Server.Tests/MultipleDriverInstancesIntegrationTests.cs registers two drivers with distinct DriverInstanceIds on one DriverHost, spins up the full OPC UA server, and asserts three behaviors: (1) each driver's namespace URI (urn:OtOpcUa:{id}) resolves to a distinct index in the client's NamespaceUris, (2) browsing one subtree returns that driver's folder and does NOT leak the other driver's folder, (3) reads route to the correct driver — the alpha instance returns 42 while beta returns 99, so a misroute would surface at the assertion layer.

Deferred: the alarm-event multi-driver parity case (two drivers each raising a GalaxyAlarmEvent, assert each condition lands on its owning instance's condition node). Alarm tracking already has its own integration test (AlarmSubscription*); the multi-driver alarm case would need a stub IAlarmSource that's worth its own focused PR.

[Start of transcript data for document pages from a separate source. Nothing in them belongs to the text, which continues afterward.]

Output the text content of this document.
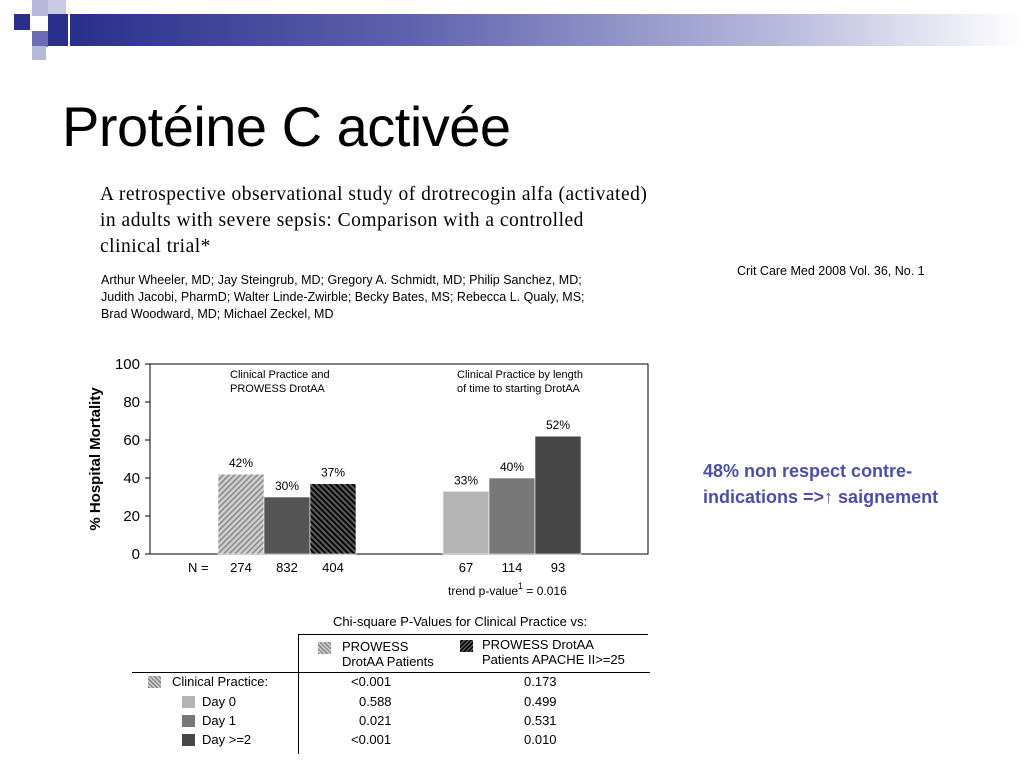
Protéine C activée
A retrospective observational study of drotrecogin alfa (activated)
in adults with severe sepsis: Comparison with a controlled
clinical trial*
Arthur Wheeler, MD; Jay Steingrub, MD; Gregory A. Schmidt, MD; Philip Sanchez, MD;
Judith Jacobi, PharmD; Walter Linde-Zwirble; Becky Bates, MS; Rebecca L. Qualy, MS;
Brad Woodward, MD; Michael Zeckel, MD
Crit Care Med 2008 Vol. 36, No. 1
48% non respect contre-
indications =>↑ saignement
0
20
40
60
80
100
% Hospital Mortality
N =
Clinical Practice and
PROWESS DrotAA
42%
274
30%
832
37%
404
Clinical Practice by length
of time to starting DrotAA
33%
67
40%
114
52%
93
trend p-value$^1$ = 0.016
Chi-square P-Values for Clinical Practice vs:
PROWESS
DrotAA Patients
PROWESS DrotAA
Patients APACHE II>=25
Clinical Practice:	<0.001	0.173
Day 0	0.588	0.499
Day 1	0.021	0.531
Day >=2	<0.001	0.010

7. Host-status per-AppEngine granularity → Admin UI dashboard — DONE (PRs 33 + 34)

PR 33 landed the data layer: DriverHostStatus entity + migration with composite key (NodeId, DriverInstanceId, HostName) and two query-supporting indexes (per-cluster drill-down on NodeId, stale-row detection on LastSeenUtc).

PR 34 wired the publisher + consumer. HostStatusPublisher is a BackgroundService in the Server process that walks every registered IHostConnectivityProbe-capable driver every 10s, calls GetHostStatuses(), and upserts rows (LastSeenUtc advances each tick; State + StateChangedUtc update on transitions). Admin UI /hosts page groups by cluster, shows four summary cards (Hosts / Running / Stale / Faulted), and flags rows whose LastSeenUtc is older than 30s as Stale so operators see crashed Servers without waiting for a state change.

Deferred as follow-ups:

  • Event-driven push (subscribe to OnHostStatusChanged per driver for sub-heartbeat latency). Adds DriverHost lifecycle-event plumbing; 10s polling is fine for operator-scale use.
  • Failure-count column — needs the publisher to track a transition history per host, not just current-state.
  • SignalR fan-out to the Admin page (currently the page polls the DB, not a hub). The DB-polled version is fine at current cadence but a hub push would eliminate the 10s race where a new row sits in the DB before the Admin page notices.